A team of researchers from the Centre for Product Design and Manufacturing (CPDM), Indian Institute of Science (IISc), Bengaluru, have proposed a model to make Computer Numerical Control (CNC) more efficient using Machine Learning (ML).
CNC machining requires specific input parameters from human operators. NC code has to be generated from the 3D model of the product; feed rate, cutting speed, etc. are to be fed into the machine and so on, so that it produces the desired outcome.
The output of the process is judged by parameters called Key Performance Indicators (KPI), such as energy consumed during machining, surface roughness of the product, how efficiently machines are running, actual throughput versus projected, percentage of defective pieces, and so on.
A team of researchers from the Centre for Product Design and Manufacturing (CPDM), Indian Institute of Science (IISc), Bengaluru, have proposed a model to make Computer Numerical Control (CNC) more efficient using Machine Learning (ML).
There is currently no way to accurately know which input parameters would result in which KPIs.
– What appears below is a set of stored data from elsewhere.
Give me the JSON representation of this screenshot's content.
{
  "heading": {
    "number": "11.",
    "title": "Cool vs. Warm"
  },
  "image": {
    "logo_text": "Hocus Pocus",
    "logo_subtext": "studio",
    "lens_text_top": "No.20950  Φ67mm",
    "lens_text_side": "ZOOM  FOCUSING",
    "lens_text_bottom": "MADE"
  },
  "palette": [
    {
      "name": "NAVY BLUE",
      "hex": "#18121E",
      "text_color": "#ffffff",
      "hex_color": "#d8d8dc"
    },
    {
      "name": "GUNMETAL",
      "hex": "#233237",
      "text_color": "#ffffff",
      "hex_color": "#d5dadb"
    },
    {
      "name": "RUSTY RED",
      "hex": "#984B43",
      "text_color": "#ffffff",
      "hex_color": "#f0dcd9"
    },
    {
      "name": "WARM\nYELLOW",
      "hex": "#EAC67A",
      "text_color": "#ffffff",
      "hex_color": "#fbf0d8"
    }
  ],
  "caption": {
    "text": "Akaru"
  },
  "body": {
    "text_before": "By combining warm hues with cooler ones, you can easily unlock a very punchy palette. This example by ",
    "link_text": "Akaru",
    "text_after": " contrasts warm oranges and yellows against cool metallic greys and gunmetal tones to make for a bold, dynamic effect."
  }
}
The team at IISc, led by B Gurumoorthy, has worked on this using ML. They have suggested a Data-Driven Digital Twin (DT) framework that predicts KPIs in a CNC machining environment. ML is a branch of Artificial Intelligence (AI) and computer science which focuses on using data and algorithms to imitate how humans learn, gradually improving its accuracy.
CNC machining is a manufacturing process in which pre-programmed computer software controls and dictates the movement of factory tools and machinery. The process can be used to control a range of complex machinery, from grinders and lathes to mills and CNC routers. With CNC machining, three-dimensional cutting tasks can be accomplished in a single set of prompts.
In the current study, the researchers have integrated their model with the CNC machining interface for predicting KPIs. The insights obtained from this combination can help human operators better decide the input parameters needed to get the desired KPIs, says the IISc release.
The model can also track and correct any deviations in planned values during the operation and instantly inform the human operators via a dashboard, which helps the operator to adjust the parameters. It also illustrates the choice of predictive modelling methods in both the stages of CNC machining and its outcomes. Such predictive models can significantly cut down production time and improve the efficiency of the CNC processes.
The study has been published in the International Journal of Computer Integrated Manufacturing.